Immune checkpoint blockade enhances CD4 effector function to control persistent viral infection

Introduction/Rationale: T cell exhaustion, a defining hallmark of chronic viral infections and cancer, is characterized by the progressive loss of effector function and sustained expression of inhibitory receptors on T cells. Although immune checkpoint blockade (ICB) therapies, such as PD-1 inhibition, can transiently reinvigorate subsets of exhausted CD8⁺ T cells, their efficacy remains constrained by the limited pool of self-renewing, progenitor-like TCF1⁺ CXCR5⁺ CD8⁺ T cells. We have previously demonstrated that B cell–derived IL-27 signaling is necessary for the expansion and maintenance of this progenitor-like population during chronic infection. Using an IL-27 receptor deficient mouse model, we reveal a previously unrecognized mechanism by which PD-1 blockade mediates viral clearance. We demonstrate that PD-1 inhibition enhances CD4⁺ T cell function, specifically through increased IL-21 production from T follicular helper (Tfh) cells which promotes both humoral and cytotoxic antiviral responses. Our findings identify a novel IL-27 independent CD4⁺ T cell axis through which checkpoint blockade controls persistent viremia.

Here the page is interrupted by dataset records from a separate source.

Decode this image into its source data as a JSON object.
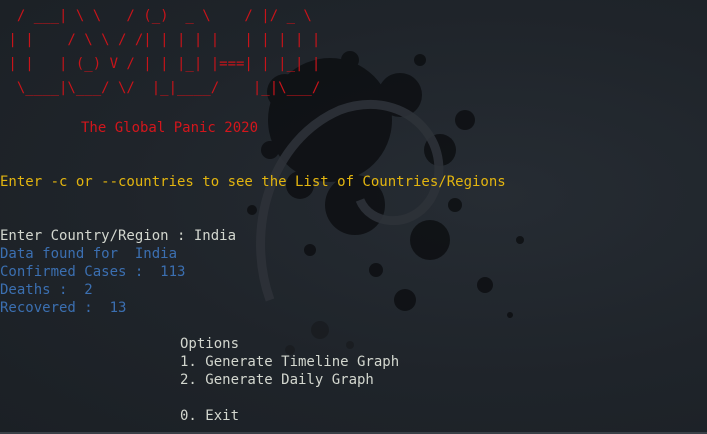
{
  "banner": {
    "ascii_lines": [
      "  / ___| \\ \\   / (_)  _ \\    / |/ _ \\",
      " | |    / \\ \\ / /| | | | |   | | | | |",
      " | |   | (_) V / | | |_| |===| | |_| |",
      "  \\____|\\___/ \\/  |_|____/    |_|\\___/",
      ""
    ],
    "tagline": "The Global Panic 2020"
  },
  "hint": "Enter -c or --countries to see the List of Countries/Regions",
  "query": {
    "prompt": "Enter Country/Region : ",
    "value": "India"
  },
  "results": {
    "found": "Data found for  India",
    "confirmed": "Confirmed Cases :  113",
    "deaths": "Deaths :  2",
    "recovered": "Recovered :  13"
  },
  "menu": {
    "title": "Options",
    "items": [
      "1. Generate Timeline Graph",
      "2. Generate Daily Graph",
      "",
      "0. Exit"
    ]
  },
  "colors": {
    "banner": "#c8141a",
    "hint": "#e3b50f",
    "result": "#3b6fb1",
    "text": "#d3d7cf",
    "background": "#1e2328"
  }
}
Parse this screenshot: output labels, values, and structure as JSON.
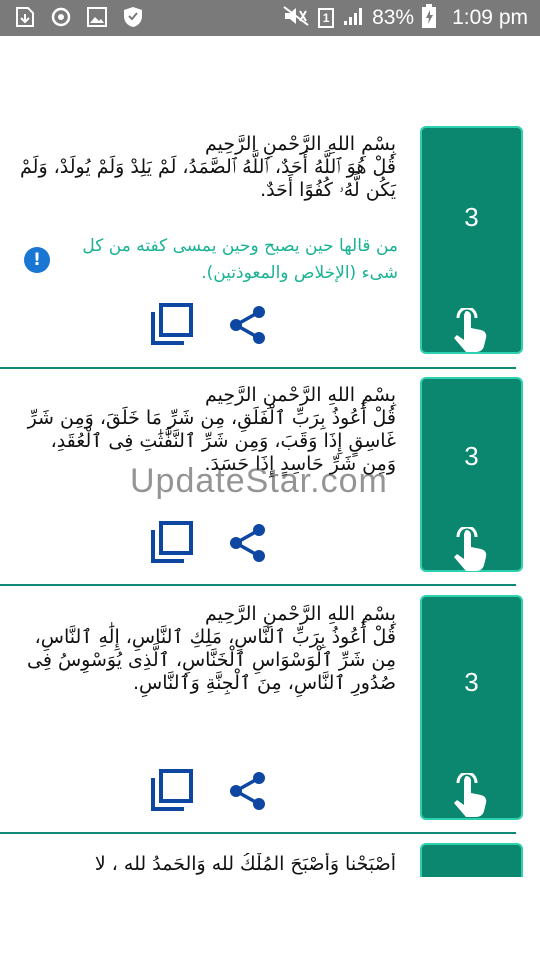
{
  "status_bar": {
    "battery_percent": "83%",
    "time": "1:09 pm",
    "sim_label": "1",
    "icons": [
      "download-notification-icon",
      "sync-icon",
      "gallery-icon",
      "shield-icon",
      "mute-icon",
      "signal-icon",
      "battery-charging-icon"
    ]
  },
  "cards": [
    {
      "basmala": "بِسْمِ اللهِ الرَّحْمنِ الرَّحِيم",
      "text": "قُلْ هُوَ ٱللَّهُ أَحَدٌ، ٱللَّهُ ٱلصَّمَدُ، لَمْ يَلِدْ وَلَمْ يُولَدْ، وَلَمْ يَكُن لَّهُۥ كُفُوًا أَحَدٌ.",
      "note": "من قالها حين يصبح وحين يمسى كفته من كل شىء (الإخلاص والمعوذتين).",
      "count": "3"
    },
    {
      "basmala": "بِسْمِ اللهِ الرَّحْمنِ الرَّحِيم",
      "text": "قُلْ أَعُوذُ بِرَبِّ ٱلْفَلَقِ، مِن شَرِّ مَا خَلَقَ، وَمِن شَرِّ غَاسِقٍ إِذَا وَقَبَ، وَمِن شَرِّ ٱلنَّفَّٰثَٰتِ فِى ٱلْعُقَدِ، وَمِن شَرِّ حَاسِدٍ إِذَا حَسَدَ.",
      "count": "3"
    },
    {
      "basmala": "بِسْمِ اللهِ الرَّحْمنِ الرَّحِيم",
      "text": "قُلْ أَعُوذُ بِرَبِّ ٱلنَّاسِ، مَلِكِ ٱلنَّاسِ، إِلَٰهِ ٱلنَّاسِ، مِن شَرِّ ٱلْوَسْوَاسِ ٱلْخَنَّاسِ، ٱلَّذِى يُوَسْوِسُ فِى صُدُورِ ٱلنَّاسِ، مِنَ ٱلْجِنَّةِ وَٱلنَّاسِ.",
      "count": "3"
    },
    {
      "text": "أَصْبَحْنا وَأَصْبَحَ المُلْكُ لله وَالحَمدُ لله ، لا"
    }
  ],
  "watermark": "UpdateStar.com",
  "colors": {
    "status_bar": "#7a7a7a",
    "counter_bg": "#0b8770",
    "counter_border": "#2ed1ad",
    "note_text": "#1ab394",
    "icon_blue": "#0d47a1",
    "info_blue": "#1976d2"
  }
}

Methods: To determine the impact of checkpoint inhibition on persistent viral infection, IL-27 receptor–deficient mice were infected with chronic lymphocytic choriomeningitis virus (LCMV clone 13) and treated with PD-1 blocking antibodies. We used flow cytometry and viral titers to evaluate CD4⁺ and CD8⁺ T cell subsets, the importance of IL-21, and persistent viral clearance.

Results: PD-1 blockade restored antiviral immunity in IL-27 receptor–deficient mice and resulted in enhanced CD4⁺ T cell function. We saw increased IL-21 production from T follicular helper cells that led to higher cytotoxic and humoral antiviral responses.

Conclusion: Our studies reveal that PD-1 blockade can drive persistent viral clearance through an IL-27–independent mechanism that involves IL-21–producing CD4⁺ T cells.